Source: KPMG Corporate Treasury News, Edition 45, July 2015
Virtually every global player these days uses (or is considering introducing) a treasury management system (TMS) from a provider of standard solutions. One consequence of this strategy, however, is that optimizing the use of the TMS depends not only on the technical requirements placed on the system by the treasury function, but also on the company's objectives in terms of its international footprint, the scope and number of the various processes the system must model, and local requirements with regard to system roll-out. The resultant planning and implementation challenges should not be underestimated.

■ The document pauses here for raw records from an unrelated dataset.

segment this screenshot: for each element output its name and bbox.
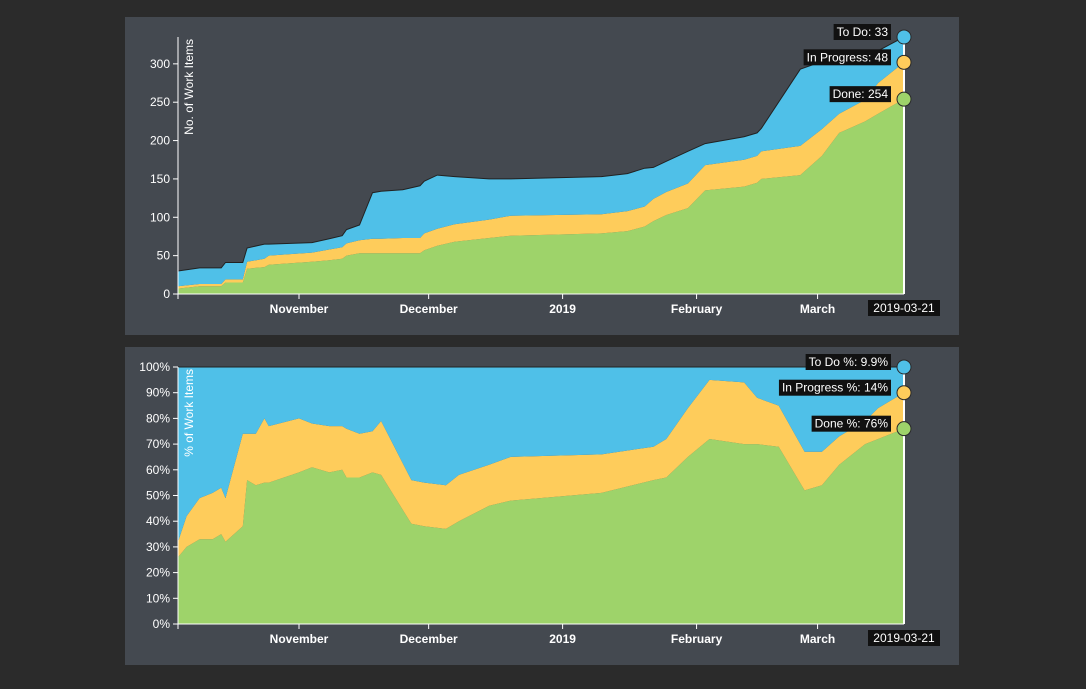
y-axis-title: % of Work Items (182, 369, 196, 457)
y-tick-label: 50% (146, 489, 170, 503)
y-tick-label: 100% (139, 360, 170, 374)
cumulative-flow-count-chart: 0 50 100 150 200 250 300 No. of Work Items Novem… (150, 24, 940, 316)
callout-done: Done: 254 (829, 86, 891, 103)
y-tick-label: 50 (157, 249, 171, 263)
y-tick-label: 80% (146, 411, 170, 425)
end-marker-to-do[interactable] (896, 359, 912, 375)
y-tick-label: 90% (146, 386, 170, 400)
y-tick-label: 300 (150, 57, 170, 71)
svg-text:2019-03-21: 2019-03-21 (873, 631, 935, 645)
y-tick-label: 70% (146, 437, 170, 451)
y-tick-label: 60% (146, 463, 170, 477)
end-marker-to-do[interactable] (896, 29, 912, 45)
callout-in-progress: In Progress: 48 (803, 49, 891, 66)
y-tick-label: 200 (150, 134, 170, 148)
x-tick-label: March (800, 632, 835, 646)
end-date-label: 2019-03-21 (868, 630, 940, 646)
callout-in-progress: In Progress %: 14% (778, 379, 891, 396)
x-tick-label: November (270, 632, 329, 646)
svg-text:In Progress %: 14%: In Progress %: 14% (782, 381, 888, 395)
x-tick-label: 2019 (549, 302, 576, 316)
cumulative-flow-percent-panel: 0% 10% 20% 30% 40% 50% 60% 70% 80% 90% 100% % of Wo… (125, 347, 959, 665)
end-marker-in-progress[interactable] (896, 385, 912, 401)
y-tick-label: 10% (146, 591, 170, 605)
svg-text:To Do %: 9.9%: To Do %: 9.9% (809, 355, 889, 369)
end-date-label: 2019-03-21 (868, 300, 940, 316)
y-tick-label: 250 (150, 95, 170, 109)
svg-text:Done: 254: Done: 254 (833, 87, 889, 101)
svg-text:To Do: 33: To Do: 33 (837, 25, 889, 39)
y-tick-label: 20% (146, 566, 170, 580)
callout-to-do: To Do %: 9.9% (805, 354, 891, 370)
x-tick-label: December (400, 632, 458, 646)
y-tick-label: 150 (150, 172, 170, 186)
svg-text:Done %: 76%: Done %: 76% (815, 417, 889, 431)
x-tick-label: November (270, 302, 329, 316)
y-tick-label: 30% (146, 540, 170, 554)
end-marker-done[interactable] (896, 91, 912, 107)
end-marker-done[interactable] (896, 421, 912, 437)
x-tick-label: March (800, 302, 835, 316)
callout-done: Done %: 76% (811, 415, 891, 432)
y-tick-label: 40% (146, 514, 170, 528)
y-tick-label: 100 (150, 210, 170, 224)
callout-to-do: To Do: 33 (833, 24, 891, 40)
x-tick-label: February (671, 632, 723, 646)
svg-text:In Progress: 48: In Progress: 48 (807, 50, 889, 64)
x-tick-label: December (400, 302, 458, 316)
x-tick-label: February (671, 302, 723, 316)
y-tick-label: 0% (153, 617, 171, 631)
end-marker-in-progress[interactable] (896, 54, 912, 70)
x-tick-label: 2019 (549, 632, 576, 646)
y-axis-title: No. of Work Items (182, 39, 196, 135)
svg-text:2019-03-21: 2019-03-21 (873, 301, 935, 315)
cumulative-flow-percent-chart: 0% 10% 20% 30% 40% 50% 60% 70% 80% 90% 100% % of Wo… (139, 354, 940, 646)
cumulative-flow-count-panel: 0 50 100 150 200 250 300 No. of Work Items Novem… (125, 17, 959, 335)
y-tick-label: 0 (163, 287, 170, 301)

TMS installations deliver suitable functionality, operational availability and performance to meet the treasury's growing needs for efficiency, transparency and methodological competence. In recent years in particular, constant growth in organizations and operations across different countries, regions and time zones has seen more and more European companies also establish treasury centers in the North American Free Trade Area and northeastern Asia. An increasing number of tasks are therefore being handled by local treasury staff in these regions, and that usually creates the need for integration in or at least links to the existing treasury system landscape.
Especially when setting up a global treasury management platform, integrating a large number of different systems and tools, interfaces and information sources is only one aspect of the work. This aspect alone involves replacing the local processes and IT solutions that predated the roll-out with standardized processes and system functionality. The resultant challenges are themselves often tantamount to a new TMS launch. Differences between countries and the fact that roll-out in one country can often not be mapped 1:1 onto other countries create additional headaches for the units involved: Many standard processes do not have the required granularity (or are lacking entirely) and local conditions need to be assessed. At the same time, the inherent dynamism of treasury activities mean that there are usually too few resources and too few in-house specialists to analyze and evaluate deviations from the existing standard.
What aspects must be considered to ensure that an international roll-out goes through smoothly and successfully?
New technologies such as SaaS and ASP have been making inroads into the TMS market for some time and can significantly ease the challenges described above (or transfer them to the vendor in some cases). In the case of solutions that are operated in house, the bottom line is that professional preparation, careful planning and an experienced project team are the key success factors for international roll-outs.